Ask Belle if you don't believe me. She'll tell you.
Will you give me your word, as a gentleman?
As a gentleman?
Why, certainly, Tom.
Well, if I've made a mistake, I'm sorry.
I hope you'll forgive me, Mrs. Wilkes.
If you'll leave us in peace.
Well, I say I'm sorry.
Well, I am sorry.
Come on, sergeant.
Lock that door. Pull down the shades.
He's all right. It's only in the shoulder.
Get him on the bed where I can dress the wound.
I think I can walk.
It's not worth the effort. Which way?
Mammy, I want hot water.
And lint for bandages.
What can I use for a probe? If I only had my bag.
Were you really there? What did it look like?
Does she have cut-glass chandeliers, plush curtains and dozens of mirrors?
Good heavens, Mrs. Meade, remember yourself.
Captain Butler, tell me what happened, all that happened.
I was too late.
When I got to the Sullivan place, there had already been a skirmish.
I found Mr. Wilkes wounded, and Dr. Meade was with him.
I had to prove they'd been somewhere, anyplace but where they were.

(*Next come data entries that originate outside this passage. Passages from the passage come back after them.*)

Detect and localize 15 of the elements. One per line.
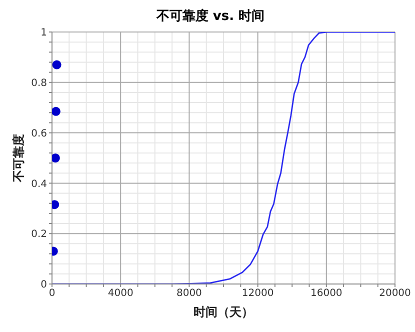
x-tick-label: 4000 [108,288,134,300]
x-tick-label: 16000 [310,288,342,300]
y-tick-label: 0.2 [31,229,47,240]
y-tick-label: 0.6 [31,128,47,140]
chart-title: 不可靠度 vs. 时间 [155,8,266,26]
x-axis-title: 时间（天） [194,305,254,319]
y-tick-label: 0.4 [31,178,47,190]
y-tick-label: 0 [40,280,47,291]
x-tick-label: 8000 [176,288,202,300]
x-tick-label: 0 [48,288,56,300]
y-tick-label: 1 [40,28,47,39]
x-tick-label: 12000 [242,288,274,300]
y-axis-title: 不可靠度 [11,134,26,183]
y-tick-label: 0.8 [31,78,47,89]
x-tick-label: 20000 [379,288,411,300]
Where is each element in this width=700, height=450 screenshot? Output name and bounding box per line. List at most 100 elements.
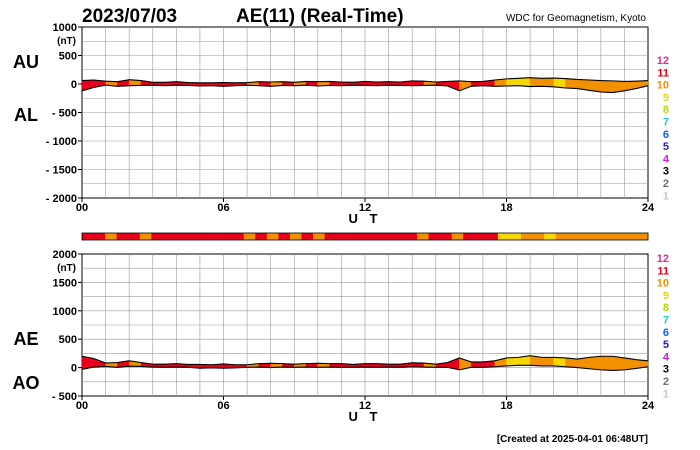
- level-label: 6: [663, 327, 669, 339]
- y-tick-label: 2000: [53, 249, 77, 261]
- x-tick-label: 18: [500, 202, 512, 214]
- level-label: 12: [657, 253, 669, 265]
- activity-fill-segment: [612, 356, 625, 371]
- level-label: 1: [663, 190, 669, 202]
- activity-bar-cell: [440, 233, 452, 240]
- source-label: WDC for Geomagnetism, Kyoto: [506, 13, 646, 24]
- level-label: 11: [657, 265, 669, 277]
- x-tick-label: 24: [642, 400, 655, 412]
- level-label: 2: [663, 178, 669, 190]
- activity-bar-cell: [243, 233, 256, 240]
- activity-bar-cell: [382, 233, 395, 240]
- ao-series-label: AO: [13, 373, 40, 393]
- activity-bar-cell: [578, 233, 591, 240]
- activity-bar-cell: [393, 233, 406, 240]
- activity-fill-segment: [600, 80, 613, 93]
- activity-bar-cell: [474, 233, 487, 240]
- activity-fill-segment: [553, 357, 566, 367]
- y-tick-label: - 2000: [46, 193, 77, 205]
- activity-bar-cell: [255, 233, 268, 240]
- activity-bar-cell: [370, 233, 383, 240]
- created-timestamp: [Created at 2025-04-01 06:48UT]: [497, 434, 648, 445]
- y-tick-label: 0: [71, 79, 77, 91]
- y-tick-label: - 1000: [46, 136, 77, 148]
- activity-bar-cell: [497, 233, 510, 240]
- y-tick-label: - 500: [52, 108, 77, 120]
- level-label: 7: [663, 117, 669, 129]
- level-label: 12: [657, 55, 669, 67]
- activity-bar-cell: [93, 233, 106, 240]
- x-tick-label: 18: [500, 400, 512, 412]
- activity-bar-cell: [336, 233, 348, 240]
- activity-fill-segment: [470, 361, 484, 368]
- activity-bar-cell: [624, 233, 637, 240]
- x-tick-label: 24: [642, 202, 655, 214]
- activity-bar-cell: [82, 233, 94, 240]
- activity-bar-cell: [405, 233, 418, 240]
- level-label: 6: [663, 129, 669, 141]
- activity-fill-segment: [541, 77, 554, 88]
- activity-bar-cell: [220, 233, 233, 240]
- ao-series-line: [81, 364, 649, 371]
- y-tick-label: - 500: [52, 391, 77, 403]
- activity-bar-cell: [185, 233, 198, 240]
- x-axis-label: U T: [349, 409, 382, 424]
- y-tick-label: 1000: [53, 22, 77, 34]
- activity-bar-cell: [416, 233, 429, 240]
- activity-fill-segment: [588, 356, 602, 371]
- level-label: 9: [663, 92, 669, 104]
- activity-fill-segment: [541, 357, 554, 367]
- level-label: 4: [663, 153, 670, 165]
- y-tick-label: - 1500: [46, 165, 77, 177]
- activity-bar-cell: [636, 233, 649, 240]
- activity-bar-cell: [232, 233, 245, 240]
- x-tick-label: 00: [76, 400, 88, 412]
- y-tick-label: 1000: [53, 306, 77, 318]
- activity-fill-segment: [565, 78, 578, 89]
- level-label: 11: [657, 67, 669, 79]
- activity-fill-segment: [529, 77, 543, 87]
- activity-bar-cell: [197, 233, 210, 240]
- level-label: 7: [663, 315, 669, 327]
- level-label: 8: [663, 104, 669, 116]
- activity-bar-cell: [151, 233, 164, 240]
- level-label: 3: [663, 364, 669, 376]
- level-label: 10: [657, 80, 669, 92]
- x-tick-label: 06: [217, 400, 229, 412]
- activity-fill-segment: [518, 77, 531, 87]
- activity-bar-frame: [81, 232, 649, 241]
- al-series-label: AL: [14, 105, 38, 125]
- activity-bar-cell: [162, 233, 175, 240]
- activity-bar-cell: [567, 233, 579, 240]
- activity-bar-cell: [313, 233, 325, 240]
- activity-bar-cell: [601, 233, 614, 240]
- level-label: 9: [663, 290, 669, 302]
- y-tick-label: 0: [71, 363, 77, 375]
- activity-bar-cell: [520, 233, 533, 240]
- level-label: 1: [663, 388, 669, 400]
- activity-bar-cell: [590, 233, 603, 240]
- ae-ao-panel: 2000 1500 1000 500 0 - 500 (nT) 00 06 12 18 24 U T AE…: [13, 249, 655, 424]
- level-label: 3: [663, 166, 669, 178]
- activity-bar-cell: [301, 233, 314, 240]
- x-tick-label: 06: [217, 202, 229, 214]
- y-tick-label: 1500: [53, 277, 77, 289]
- activity-bar-cell: [324, 233, 337, 240]
- activity-fill-segment: [506, 357, 519, 367]
- x-tick-label: 12: [359, 400, 371, 412]
- unit-label: (nT): [57, 36, 76, 47]
- au-series-label: AU: [13, 52, 39, 72]
- activity-bar-cell: [289, 233, 302, 240]
- activity-bar-cell: [544, 233, 556, 240]
- activity-bar-cell: [486, 233, 499, 240]
- activity-bar-cell: [347, 233, 360, 240]
- activity-bar-cell: [532, 233, 545, 240]
- y-tick-label: 500: [59, 334, 77, 346]
- activity-bar-cell: [613, 233, 626, 240]
- x-tick-label: 12: [359, 202, 371, 214]
- activity-bar-cell: [278, 233, 291, 240]
- date-label: 2023/07/03: [82, 6, 177, 27]
- activity-bar-cell: [209, 233, 221, 240]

- So I took them to Belle's. - And she took them in?
She's by way of being an old friend of mine.
I'm sorry I couldn't think up a more dignified alibi.
This isn't the first time you've come between me and disaster.
It isn't likely that I'd question any device of yours.
And now I'll go and see what Dr. Meade needs.
Have you no interest in what's become of your own husband?
Did Frank go with you to Belle Watling's?
Where is he?
He's lying out on Decatur Road...
...shot through the head.
Who is it?
It's Mrs. Watling.
Oh, Mrs. Watling. Won't you come in the house?
Oh, no, I couldn't do that, Mrs. Wilkes.
You come in and sit a minute with me.
How can I thank you enough for what you did for us?
I got your note saying you would call on me and thank me.
Why, Mrs. Wilkes, you must have lost your mind.
I came as soon as it was dark to say you mustn't think of any such thing.
It wouldn't be fitting at all.
It wouldn't be fitting for me to thank a woman who saved my husband's life?
Mrs. Wilkes, there ain't never been a lady nice to me like you was.
I mean, about the money for the hospital.
I don't forget a kindness.
I thought about you being widowed with a little boy...
...if Mr. Wilkes got hung.
He's a nice little boy, your boy is, Mrs. Wilkes.
I got a boy myself, so I...
You have? Does he live...?
Oh, no, he ain't here in Atlanta.
He ain't never been here.
He's off at school.
I ain't seen him since he was little.
Anyways, if it had been that Mrs. Kennedy's husband by hisself...
...I wouldn't have lifted a finger, no matter what Rhett said.
She's a mighty cold woman...
...prancing about Atlanta by herself.
She killed her husband same as if she shot him.
You mustn't say unkind things about my sister-in-law.
Please don't freeze me, Mrs. Wilkes.
I forgot how you liked her.
She just ain't in the same class with you, and I can't help it if I think so.